Black Out Tuesday was a fiasco because institutions have no spines. Even more harmful than silently empathetic black squares are posts that tokenize artists of color as a substitute for actual engaged politics and institutional reform. Sharing a picture of a prized collection piece by an artist of color without their blessing potentially adds further insult to injury, especially when the post is accompanied by tired virtue signaling captions that dodge real culpability. If museums continue to play this game, they will stoke the full wrath of K-Pop stans and cyber-haters who are wallowing in free time.
Unfortunately regaining “likes” may not be possible. Publicizing current exhibitions and works from the collection is far less urgent than solidifying your museum’s earnest commitment to cultural change. Alert the director to the runaway shitstorm overtaking the museum’s social media stream. Insist that they openly address the searing criticisms leveled by commenters, first with the staff, and then with the public. Force a conversation among your colleagues rather than just spray Febreze to mask the stink. In this pivotal moment you must remember that words and actions speak far louder than images.

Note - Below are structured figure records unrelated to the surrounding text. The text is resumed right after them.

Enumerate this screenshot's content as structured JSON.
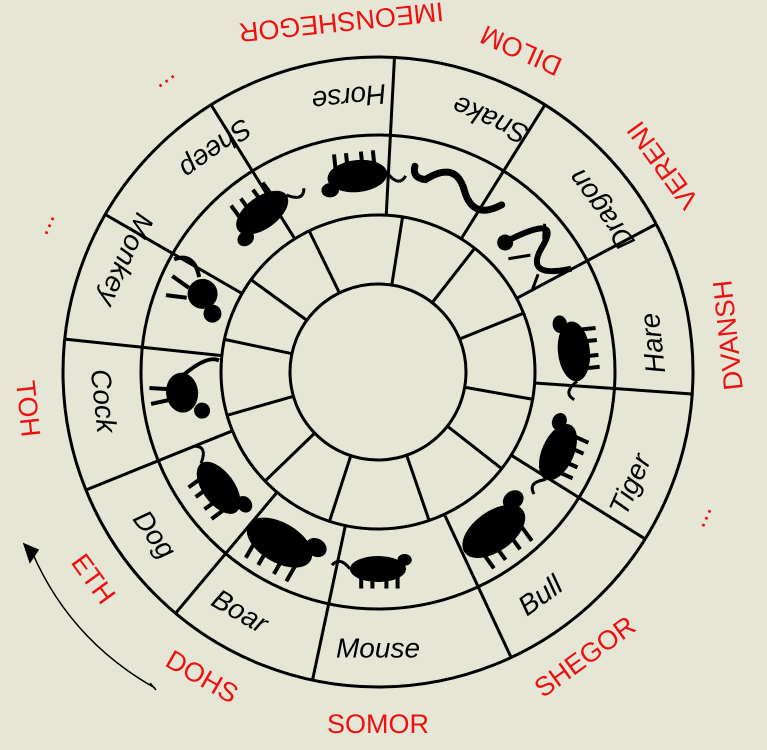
{
  "colors": {
    "background": "#e6e6d6",
    "ink": "#000000",
    "accent": "#ee1111"
  },
  "animals": [
    {
      "label": "Mouse",
      "icon": "mouse-icon"
    },
    {
      "label": "Bull",
      "icon": "bull-icon"
    },
    {
      "label": "Tiger",
      "icon": "tiger-icon"
    },
    {
      "label": "Hare",
      "icon": "hare-icon"
    },
    {
      "label": "Dragon",
      "icon": "dragon-icon"
    },
    {
      "label": "Snake",
      "icon": "snake-icon"
    },
    {
      "label": "Horse",
      "icon": "horse-icon"
    },
    {
      "label": "Sheep",
      "icon": "sheep-icon"
    },
    {
      "label": "Monkey",
      "icon": "monkey-icon"
    },
    {
      "label": "Cock",
      "icon": "cock-icon"
    },
    {
      "label": "Dog",
      "icon": "dog-icon"
    },
    {
      "label": "Boar",
      "icon": "boar-icon"
    }
  ],
  "outer_labels": [
    {
      "text": "SOMOR"
    },
    {
      "text": "SHEGOR"
    },
    {
      "text": "..."
    },
    {
      "text": "DVANSH"
    },
    {
      "text": "VERENI"
    },
    {
      "text": "DILOM"
    },
    {
      "text": "IMEONSHEGOR"
    },
    {
      "text": "..."
    },
    {
      "text": "..."
    },
    {
      "text": "TOH"
    },
    {
      "text": "ETH"
    },
    {
      "text": "DOHS"
    }
  ],
  "direction_arrow": {
    "icon": "counterclockwise-arrow-icon"
  }
}
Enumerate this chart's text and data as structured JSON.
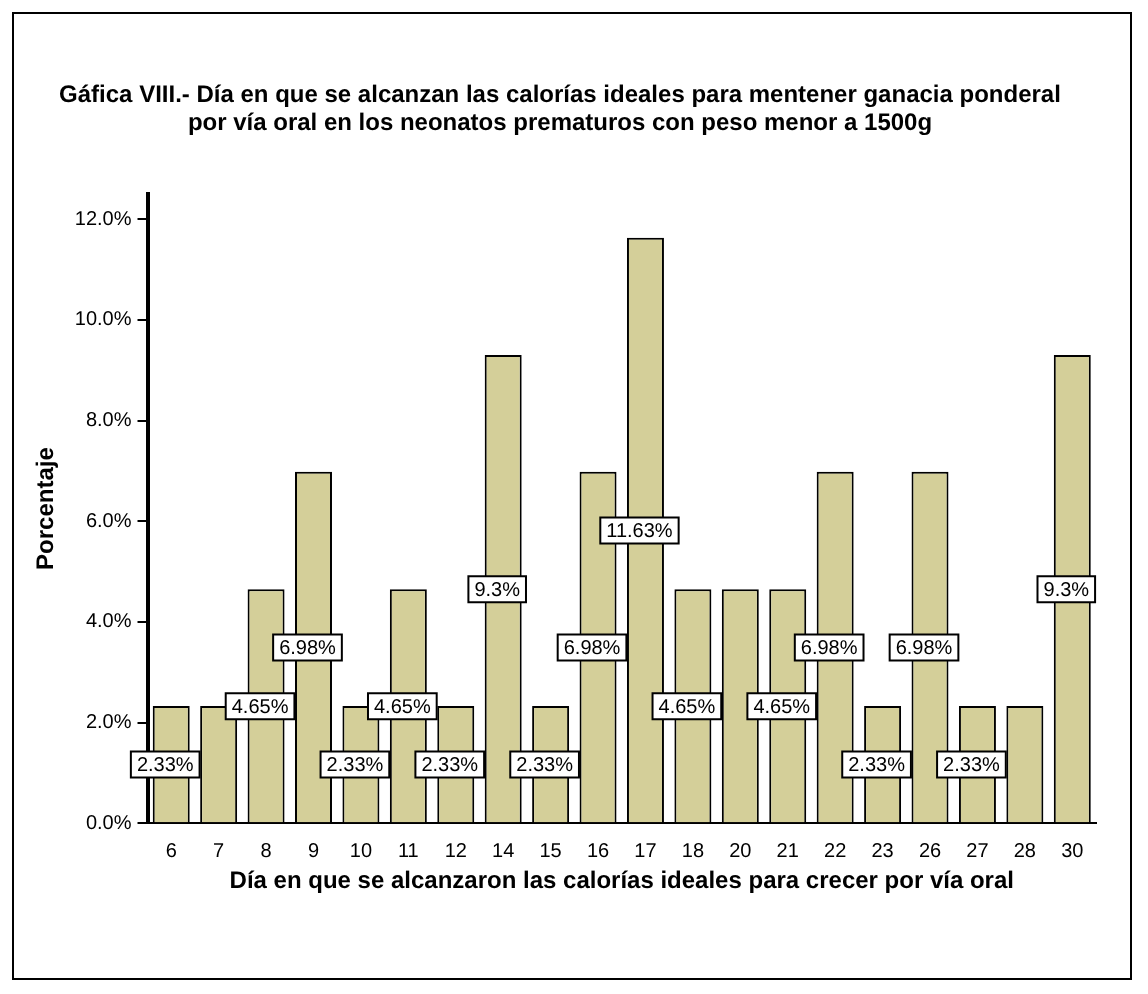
{
  "chart_data": {
    "type": "bar",
    "title": "Gáfica VIII.- Día  en que se alcanzan las calorías ideales para mentener ganacia ponderal por vía oral en los neonatos prematuros  con peso menor a 1500g",
    "xlabel": "Día en que se alcanzaron las calorías ideales para crecer por vía oral",
    "ylabel": "Porcentaje",
    "categories": [
      "6",
      "7",
      "8",
      "9",
      "10",
      "11",
      "12",
      "14",
      "15",
      "16",
      "17",
      "18",
      "20",
      "21",
      "22",
      "23",
      "26",
      "27",
      "28",
      "30"
    ],
    "values": [
      2.33,
      2.33,
      4.65,
      6.98,
      2.33,
      4.65,
      2.33,
      9.3,
      2.33,
      6.98,
      11.63,
      4.65,
      4.65,
      4.65,
      6.98,
      2.33,
      6.98,
      2.33,
      2.33,
      9.3
    ],
    "value_labels": [
      "2.33%",
      null,
      "4.65%",
      "6.98%",
      "2.33%",
      "4.65%",
      "2.33%",
      "9.3%",
      "2.33%",
      "6.98%",
      "11.63%",
      "4.65%",
      null,
      "4.65%",
      "6.98%",
      "2.33%",
      "6.98%",
      "2.33%",
      null,
      "9.3%"
    ],
    "color": "#d4cf99",
    "ylim": [
      0,
      12.5
    ],
    "yticks": [
      {
        "value": 0,
        "label": "0.0%"
      },
      {
        "value": 2,
        "label": "2.0%"
      },
      {
        "value": 4,
        "label": "4.0%"
      },
      {
        "value": 6,
        "label": "6.0%"
      },
      {
        "value": 8,
        "label": "8.0%"
      },
      {
        "value": 10,
        "label": "10.0%"
      },
      {
        "value": 12,
        "label": "12.0%"
      }
    ],
    "grid": false,
    "legend": false
  }
}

When I was a little girl my mother told horrible stories about growing up during the Spanish Flu of 1918, and I still remember how scary it was before Dr. Salk created a Polio vaccine, but I’ve never seen anything like the coronavirus in my life. Before the pandemic, I stayed busy with group exercise at the community center and watching my grandkids some afternoons, but I always cherished volunteering at our city’s art museum. You have probably seen me behind the desk by the rotunda elevators handing out brochures and helping lost visitors find their favorite paintings. I’ve missed going there so much. Yesterday, a nice young woman on the staff called to ask if I’d sign a petition. Evidently, she and other employees are in a tizzy about their salaries and upset that the director is paid over a million dollars a year. Well, I refused to sign it. I think he is charming, well-spoken and very bright. He deserves every penny of his pay. Why are these rabble rousers so ungrateful? His job is very hard!
First of all, thank you for your service. The public has much more contact and conversation with you than they do with any curator or director working behind closed doors. Your winning smile and enthusiasm make the halls of the museum warm with TLC. Without you, our visits would be DOA. Also, your directions always help art students cut the shortest path to the bathroom (see answer above) so that they can vape THC before taking in some ART.
We are wondering if you have seen the data from the Organization for Economic Cooperation and Development which shows that income inequality in the US is the highest of all the G7 nations. Pretty shocking, right? Worse yet, this disparity is also reflected in our museums: directors can make 6500 percent more than the lowest paid workers. We’d hope you agree that this is certifiably cuckoo.
Volunteers may elect to give their labor away for free, but art museums are vastly different non-profit charities than food banks or homeless shelters. Outside of their pricey Danny Meyer cafes, museums don’t actually feed people, they only dish out culture. If such untenable pay imbalances continue to exist the sweet young people you love working with may actually have to live on the street and beg for food. We’re 80 percent sure that this isn’t what you want, so please reconsider supporting your overworked, underfed colleagues.